Landis attended Richmond High School in Richmond, California where he starred in baseball as a third baseman and Contra Costa College in San Pablo, California. He was signed by the White Sox as an amateur free agent in 1952. Landis served in the U.S. Army during the Korean Conflict in 1954 and 1955, and was stationed in Alaska before beginning his major league career.

==Major League career==
Landis began his career in the major leagues playing for the Chicago White Sox in 1957, where he remained for seven more seasons. He helped the "Go-Go White Sox" win the 1959 American League Pennant, hitting .272 with 26 doubles. He led the American League that season with 13 sacrifice hits and 426 and 420 putouts as a center fielder and an outfielder, and hit .292 during the 1959 World Series against the Los Angeles Dodgers.
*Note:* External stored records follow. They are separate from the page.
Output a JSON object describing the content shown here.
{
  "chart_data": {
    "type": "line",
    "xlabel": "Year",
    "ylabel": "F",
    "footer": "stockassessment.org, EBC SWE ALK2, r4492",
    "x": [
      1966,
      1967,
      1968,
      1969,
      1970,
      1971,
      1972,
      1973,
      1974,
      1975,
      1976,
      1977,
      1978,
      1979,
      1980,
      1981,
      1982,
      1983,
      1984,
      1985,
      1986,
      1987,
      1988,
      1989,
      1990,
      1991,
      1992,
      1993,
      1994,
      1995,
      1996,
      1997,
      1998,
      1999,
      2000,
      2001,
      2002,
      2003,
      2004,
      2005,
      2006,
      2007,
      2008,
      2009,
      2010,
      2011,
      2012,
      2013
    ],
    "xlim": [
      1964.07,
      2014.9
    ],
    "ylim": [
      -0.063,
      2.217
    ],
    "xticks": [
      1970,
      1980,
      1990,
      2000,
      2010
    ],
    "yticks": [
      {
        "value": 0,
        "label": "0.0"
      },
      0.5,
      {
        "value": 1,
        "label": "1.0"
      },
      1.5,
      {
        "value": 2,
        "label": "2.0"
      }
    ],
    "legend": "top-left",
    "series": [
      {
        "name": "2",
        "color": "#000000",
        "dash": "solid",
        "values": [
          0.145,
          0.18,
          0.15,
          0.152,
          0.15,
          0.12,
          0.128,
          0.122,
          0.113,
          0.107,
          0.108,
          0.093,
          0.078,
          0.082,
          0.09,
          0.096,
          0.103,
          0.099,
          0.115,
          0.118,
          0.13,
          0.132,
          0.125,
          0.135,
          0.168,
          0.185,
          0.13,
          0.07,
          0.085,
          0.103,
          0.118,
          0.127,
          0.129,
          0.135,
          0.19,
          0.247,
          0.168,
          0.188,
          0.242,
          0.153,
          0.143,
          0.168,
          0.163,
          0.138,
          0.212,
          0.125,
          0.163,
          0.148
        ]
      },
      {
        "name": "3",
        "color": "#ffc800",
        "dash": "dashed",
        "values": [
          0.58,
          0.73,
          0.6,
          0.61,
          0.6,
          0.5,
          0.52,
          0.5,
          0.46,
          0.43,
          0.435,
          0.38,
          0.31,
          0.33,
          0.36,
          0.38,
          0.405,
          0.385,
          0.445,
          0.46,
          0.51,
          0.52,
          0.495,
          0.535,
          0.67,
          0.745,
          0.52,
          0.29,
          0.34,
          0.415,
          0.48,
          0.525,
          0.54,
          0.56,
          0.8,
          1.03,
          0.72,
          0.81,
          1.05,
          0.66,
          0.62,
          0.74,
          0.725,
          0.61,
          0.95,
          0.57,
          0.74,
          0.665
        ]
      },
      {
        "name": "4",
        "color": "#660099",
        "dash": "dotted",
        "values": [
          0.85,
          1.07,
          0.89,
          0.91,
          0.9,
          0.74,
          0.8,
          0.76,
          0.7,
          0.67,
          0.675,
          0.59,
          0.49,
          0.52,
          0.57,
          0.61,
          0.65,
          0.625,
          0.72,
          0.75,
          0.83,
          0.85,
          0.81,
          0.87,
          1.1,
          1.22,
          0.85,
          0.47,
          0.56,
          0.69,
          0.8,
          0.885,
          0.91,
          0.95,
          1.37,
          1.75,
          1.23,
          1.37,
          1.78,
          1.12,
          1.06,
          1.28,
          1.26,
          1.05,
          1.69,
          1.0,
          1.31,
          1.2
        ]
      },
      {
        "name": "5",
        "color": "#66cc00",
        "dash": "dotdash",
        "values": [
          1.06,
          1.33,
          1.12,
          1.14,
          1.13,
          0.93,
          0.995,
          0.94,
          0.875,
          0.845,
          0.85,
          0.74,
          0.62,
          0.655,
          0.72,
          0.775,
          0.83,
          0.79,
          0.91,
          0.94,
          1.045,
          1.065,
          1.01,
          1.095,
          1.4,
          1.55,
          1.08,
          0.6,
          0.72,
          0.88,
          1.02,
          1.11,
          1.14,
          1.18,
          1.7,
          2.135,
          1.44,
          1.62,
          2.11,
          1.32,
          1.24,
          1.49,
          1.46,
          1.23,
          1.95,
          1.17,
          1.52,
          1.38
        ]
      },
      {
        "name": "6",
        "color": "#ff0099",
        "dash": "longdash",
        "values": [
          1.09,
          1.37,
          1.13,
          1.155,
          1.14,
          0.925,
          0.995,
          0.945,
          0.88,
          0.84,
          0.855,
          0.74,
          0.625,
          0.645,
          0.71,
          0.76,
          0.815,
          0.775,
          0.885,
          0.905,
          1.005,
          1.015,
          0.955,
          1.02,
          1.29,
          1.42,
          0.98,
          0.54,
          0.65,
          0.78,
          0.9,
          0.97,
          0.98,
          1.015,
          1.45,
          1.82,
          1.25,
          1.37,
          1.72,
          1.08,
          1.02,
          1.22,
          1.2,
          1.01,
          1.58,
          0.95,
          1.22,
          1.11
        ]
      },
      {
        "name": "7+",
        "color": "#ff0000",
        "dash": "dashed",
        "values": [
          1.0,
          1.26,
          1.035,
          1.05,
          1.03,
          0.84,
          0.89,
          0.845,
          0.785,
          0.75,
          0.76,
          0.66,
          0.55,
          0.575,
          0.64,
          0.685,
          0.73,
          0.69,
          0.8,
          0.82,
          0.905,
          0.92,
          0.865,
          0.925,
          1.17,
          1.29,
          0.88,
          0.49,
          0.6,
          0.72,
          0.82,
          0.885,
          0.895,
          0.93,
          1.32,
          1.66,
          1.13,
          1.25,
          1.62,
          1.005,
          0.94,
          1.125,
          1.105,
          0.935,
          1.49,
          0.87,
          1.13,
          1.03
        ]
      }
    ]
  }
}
In the 1960 season, he hit .253 and had 23 stolen bases. In 1961, he hit .283 with 22 home runs, 8 triples, 85 RBIs, and won his first of five consecutive American League Gold Glove Awards. In 1962, he played in two All-Star games. In 1963, Landis led the American League in fielding with a .993 fielding average both as a center fielder and an outfielder.
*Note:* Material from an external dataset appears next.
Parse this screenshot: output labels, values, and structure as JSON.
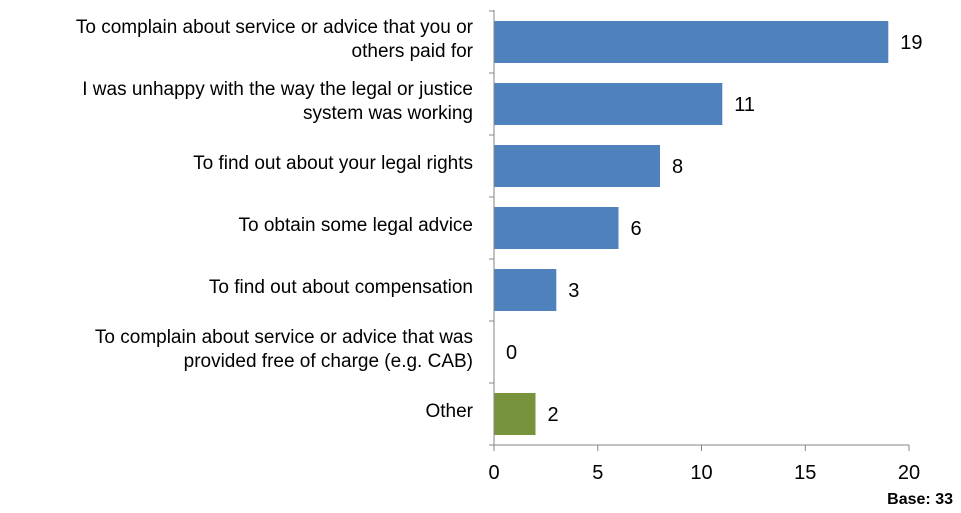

Landis was traded on January 20, 1965 to the Kansas City Athletics, where he played one season. He also played one season for the Cleveland Indians in 1966. In 1967, he finished his 11-year major league career playing for three teams: The Houston Astros, Detroit Tigers, and the Boston Red Sox.

Known more for his defensive abilities, Landis posted a .989 fielding percentage at all three outfield positions in his major league career.

== Later years ==
Landis went into the safety sign business for several years after playing professional baseball and also coached for Babe Ruth League baseball. He made his home in Napa, California, with his wife Sandy (née Foster).

== Death ==
Landis died from lung cancer at his home in Napa on October 7, 2017, the day after his 61st wedding anniversary, following a 3-month illness. He was 83.

== Legacy ==
The Chicago White Sox announced on September 30, 2000, that Jim Landis and 26 other former and active White Sox players were members of the Chicago White Sox All-Century Team. He was honored by fans in Chicago as "The Best All-Time Chicago Center Fielder".

Landis was mentioned in a 1991 episode of the 6th season of Married... with Children, "If I Could See Me Now". As Al watches TV, the announcer asks a sports trivia question, "Who played centerfield for the '59 White Sox?" Al correctly gives Landis' name.